The euro zone will not return to growth until 2014, the European Commission said on Friday, reversing its prediction for an end to recession this year and blaming a lack of bank lending and record joblessness for delaying the recovery.
The 17-nation bloc’s economy, which generates nearly one-fifth of global output, will shrink 0.3 percent in 2013, the Commission said, meaning the euro zone will remain in its second recession since 2009 for a year longer than originally foreseen.
The Commission, the EU executive, says tight lending conditions for companies and households, job cuts and frozen investment have delayed an expected recovery.
The Commission sees the euro zone economy growing 1.4 percent in 2014, with a figure of -0.6 percent for 2012.
“The improved financial market situation contrasts with the absence of credit growth and the weakness of the near-term outlook for economic activity,” said Marco Buti, the commission’s director-general for economic and monetary affairs. “The labor market… is a serious concern,” he said, in a preamble to the Commission’s latest forecasts.
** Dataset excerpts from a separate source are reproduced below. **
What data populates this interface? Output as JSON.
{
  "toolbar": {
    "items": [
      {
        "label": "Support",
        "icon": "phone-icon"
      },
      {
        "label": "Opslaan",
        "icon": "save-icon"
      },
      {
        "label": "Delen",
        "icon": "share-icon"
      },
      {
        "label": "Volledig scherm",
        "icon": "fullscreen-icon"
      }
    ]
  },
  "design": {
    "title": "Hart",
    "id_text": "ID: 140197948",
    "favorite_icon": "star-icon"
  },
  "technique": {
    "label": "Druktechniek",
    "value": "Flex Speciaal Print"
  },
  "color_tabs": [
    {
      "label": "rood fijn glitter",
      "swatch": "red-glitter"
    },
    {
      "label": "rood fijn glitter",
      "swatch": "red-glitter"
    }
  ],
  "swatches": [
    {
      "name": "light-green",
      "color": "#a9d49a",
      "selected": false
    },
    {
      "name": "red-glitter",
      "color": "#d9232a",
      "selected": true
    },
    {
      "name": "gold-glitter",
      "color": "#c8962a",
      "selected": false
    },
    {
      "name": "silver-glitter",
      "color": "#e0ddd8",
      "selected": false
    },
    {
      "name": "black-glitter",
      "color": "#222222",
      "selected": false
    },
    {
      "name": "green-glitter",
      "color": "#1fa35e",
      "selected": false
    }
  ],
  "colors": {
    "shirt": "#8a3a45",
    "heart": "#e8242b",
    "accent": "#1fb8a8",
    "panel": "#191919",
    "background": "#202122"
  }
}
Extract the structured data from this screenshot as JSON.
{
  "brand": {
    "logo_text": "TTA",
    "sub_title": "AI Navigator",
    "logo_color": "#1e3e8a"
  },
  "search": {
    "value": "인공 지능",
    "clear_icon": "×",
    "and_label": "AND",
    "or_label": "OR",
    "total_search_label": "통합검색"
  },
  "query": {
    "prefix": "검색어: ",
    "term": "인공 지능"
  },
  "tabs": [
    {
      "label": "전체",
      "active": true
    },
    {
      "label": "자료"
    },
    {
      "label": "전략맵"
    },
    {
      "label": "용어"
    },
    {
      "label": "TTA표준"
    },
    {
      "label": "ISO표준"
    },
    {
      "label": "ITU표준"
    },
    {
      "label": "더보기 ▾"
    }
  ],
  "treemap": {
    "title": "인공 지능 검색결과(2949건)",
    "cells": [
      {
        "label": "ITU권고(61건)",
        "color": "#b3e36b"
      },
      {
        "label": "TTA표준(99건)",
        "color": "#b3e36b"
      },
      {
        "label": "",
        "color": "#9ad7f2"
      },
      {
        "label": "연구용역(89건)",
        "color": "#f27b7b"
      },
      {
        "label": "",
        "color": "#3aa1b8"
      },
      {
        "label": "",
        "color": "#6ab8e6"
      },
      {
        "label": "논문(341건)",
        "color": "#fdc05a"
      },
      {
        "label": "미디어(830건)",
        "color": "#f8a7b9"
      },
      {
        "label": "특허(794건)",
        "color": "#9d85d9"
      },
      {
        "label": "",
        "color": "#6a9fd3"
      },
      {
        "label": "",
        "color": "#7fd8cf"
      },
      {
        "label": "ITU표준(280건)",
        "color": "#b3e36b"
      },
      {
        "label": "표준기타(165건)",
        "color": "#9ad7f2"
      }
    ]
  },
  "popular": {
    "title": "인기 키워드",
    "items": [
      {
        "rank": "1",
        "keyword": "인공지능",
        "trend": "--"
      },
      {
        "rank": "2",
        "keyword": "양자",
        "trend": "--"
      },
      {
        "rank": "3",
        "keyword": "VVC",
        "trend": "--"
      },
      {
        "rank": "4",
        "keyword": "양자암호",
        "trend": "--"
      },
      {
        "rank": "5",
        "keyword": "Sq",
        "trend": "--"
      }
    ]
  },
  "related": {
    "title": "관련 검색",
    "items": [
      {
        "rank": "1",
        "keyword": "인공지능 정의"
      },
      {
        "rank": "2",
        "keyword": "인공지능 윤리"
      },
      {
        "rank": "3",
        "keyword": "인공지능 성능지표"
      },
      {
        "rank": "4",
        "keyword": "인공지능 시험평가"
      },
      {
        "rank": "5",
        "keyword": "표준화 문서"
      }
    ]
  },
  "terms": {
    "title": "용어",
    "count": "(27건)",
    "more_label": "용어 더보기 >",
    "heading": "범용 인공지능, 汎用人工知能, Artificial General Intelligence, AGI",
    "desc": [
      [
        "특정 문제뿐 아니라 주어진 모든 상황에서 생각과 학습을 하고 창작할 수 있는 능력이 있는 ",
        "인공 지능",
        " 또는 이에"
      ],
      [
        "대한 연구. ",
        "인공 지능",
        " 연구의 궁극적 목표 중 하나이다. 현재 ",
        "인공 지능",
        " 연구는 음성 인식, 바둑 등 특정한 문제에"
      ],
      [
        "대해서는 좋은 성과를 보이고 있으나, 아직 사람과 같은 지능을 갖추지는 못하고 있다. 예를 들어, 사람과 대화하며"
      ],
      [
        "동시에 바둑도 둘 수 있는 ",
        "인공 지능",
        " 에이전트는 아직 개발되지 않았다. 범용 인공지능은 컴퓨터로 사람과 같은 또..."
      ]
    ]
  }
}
The European Central Bank’s promise last year to do what it takes to defend its common currency has removed the risk of a break-up of the euro zone, and member countries’ borrowing costs have come down from unsustainable levels.
But the damage from the 2008/2009 global financial crisis and the ensuing euro zone debt crisis has been greater than expected on the real economy, with global demand for euro zone exports one of the few saviors in terms of generating growth.
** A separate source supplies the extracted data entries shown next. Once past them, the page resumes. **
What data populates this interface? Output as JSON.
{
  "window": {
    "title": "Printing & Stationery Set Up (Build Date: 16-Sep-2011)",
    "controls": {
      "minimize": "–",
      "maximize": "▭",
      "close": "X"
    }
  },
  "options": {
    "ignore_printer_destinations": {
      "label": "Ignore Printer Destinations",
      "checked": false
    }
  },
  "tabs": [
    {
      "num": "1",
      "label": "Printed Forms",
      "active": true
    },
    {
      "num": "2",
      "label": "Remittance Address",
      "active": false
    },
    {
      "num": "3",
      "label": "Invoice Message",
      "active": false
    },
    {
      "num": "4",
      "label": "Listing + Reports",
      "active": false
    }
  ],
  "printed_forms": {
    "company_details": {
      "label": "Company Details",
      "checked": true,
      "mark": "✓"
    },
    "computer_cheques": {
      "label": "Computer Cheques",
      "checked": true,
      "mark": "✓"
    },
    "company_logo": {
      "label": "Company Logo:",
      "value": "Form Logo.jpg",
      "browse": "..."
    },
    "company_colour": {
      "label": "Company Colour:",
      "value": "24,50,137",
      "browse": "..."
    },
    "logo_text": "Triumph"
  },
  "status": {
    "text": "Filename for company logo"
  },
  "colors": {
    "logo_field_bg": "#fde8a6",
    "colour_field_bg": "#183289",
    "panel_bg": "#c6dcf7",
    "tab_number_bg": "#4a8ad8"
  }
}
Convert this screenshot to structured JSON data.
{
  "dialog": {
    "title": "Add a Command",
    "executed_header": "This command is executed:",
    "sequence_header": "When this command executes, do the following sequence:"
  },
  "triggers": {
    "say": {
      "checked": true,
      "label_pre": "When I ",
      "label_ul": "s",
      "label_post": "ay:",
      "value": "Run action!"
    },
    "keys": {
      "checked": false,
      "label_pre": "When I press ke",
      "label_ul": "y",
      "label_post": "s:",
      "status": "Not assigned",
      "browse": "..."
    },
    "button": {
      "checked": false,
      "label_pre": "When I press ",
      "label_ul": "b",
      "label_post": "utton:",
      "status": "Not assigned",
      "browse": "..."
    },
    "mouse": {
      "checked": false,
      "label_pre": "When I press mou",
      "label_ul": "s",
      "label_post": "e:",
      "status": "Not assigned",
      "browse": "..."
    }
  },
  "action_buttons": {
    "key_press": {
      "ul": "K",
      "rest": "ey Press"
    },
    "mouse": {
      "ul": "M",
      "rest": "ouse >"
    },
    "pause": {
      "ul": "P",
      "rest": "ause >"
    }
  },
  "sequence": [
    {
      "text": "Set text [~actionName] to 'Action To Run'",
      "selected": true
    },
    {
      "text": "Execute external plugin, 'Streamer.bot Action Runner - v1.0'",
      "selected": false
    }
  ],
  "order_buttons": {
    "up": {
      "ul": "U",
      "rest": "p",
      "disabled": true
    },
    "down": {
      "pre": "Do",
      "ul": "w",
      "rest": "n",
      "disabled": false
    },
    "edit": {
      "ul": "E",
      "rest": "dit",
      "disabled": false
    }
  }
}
Joblessness in the euro zone is set to peak at 12.2 percent, or more than 19 million people, in 2013, the Commission said, and both private and public consumption will not make any contribution to improving output, instead dragging on the economy.
The outlook raises the prospect of further interest rate cuts by the ECB to jump-start the economy by reducing the cost of lending for companies and families, although with banks reluctant to lend, any impact may be muted.
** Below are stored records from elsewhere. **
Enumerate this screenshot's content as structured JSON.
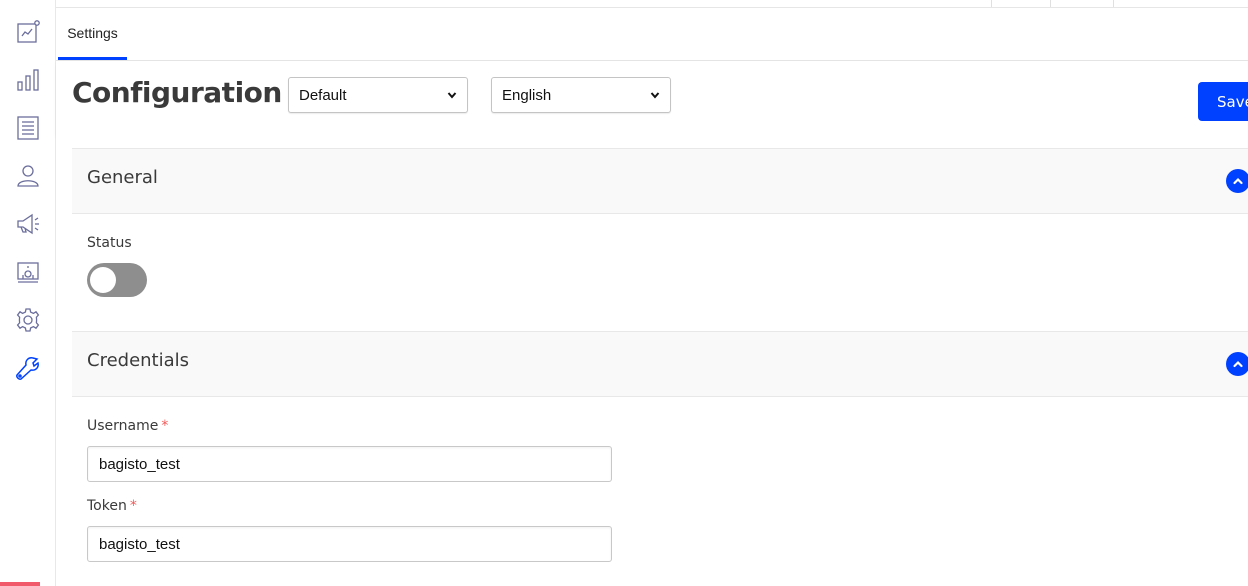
{
  "sidebar": {
    "items": [
      {
        "icon": "dashboard-chart-icon",
        "active": false
      },
      {
        "icon": "bar-chart-icon",
        "active": false
      },
      {
        "icon": "document-list-icon",
        "active": false
      },
      {
        "icon": "user-icon",
        "active": false
      },
      {
        "icon": "megaphone-icon",
        "active": false
      },
      {
        "icon": "cms-display-icon",
        "active": false
      },
      {
        "icon": "settings-gear-icon",
        "active": false
      },
      {
        "icon": "wrench-icon",
        "active": true
      }
    ],
    "icon_color": "#6b6e9c",
    "active_color": "#0041ff"
  },
  "tabs": [
    {
      "label": "Settings",
      "active": true
    }
  ],
  "header": {
    "title": "Configuration",
    "channel_select": {
      "value": "Default"
    },
    "locale_select": {
      "value": "English"
    },
    "save_label": "Save"
  },
  "sections": [
    {
      "title": "General",
      "fields": [
        {
          "label": "Status",
          "type": "toggle",
          "value": false
        }
      ]
    },
    {
      "title": "Credentials",
      "fields": [
        {
          "label": "Username",
          "required": true,
          "required_mark": "*",
          "value": "bagisto_test"
        },
        {
          "label": "Token",
          "required": true,
          "required_mark": "*",
          "value": "bagisto_test"
        }
      ]
    }
  ],
  "colors": {
    "accent": "#0041ff",
    "required": "#f05a5a",
    "toggle_off": "#8e8e8e"
  }
}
Consumer inflation is forecast by the Commission to be 1.8 percent for 2013, and with such pressures contained the ECB may feel more comfortable cutting rates to below the current 0.75 percent level.
“A cut in the main refinancing rate is not the most powerful measure the ECB could implement, but it is a step in the right direction,” investment bank JP Morgan wrote in a note.
The Commission’s overall view is a touch more pessimistic than that of the International Monetary Fund, which sees a 0.2 percent euro zone contraction this year.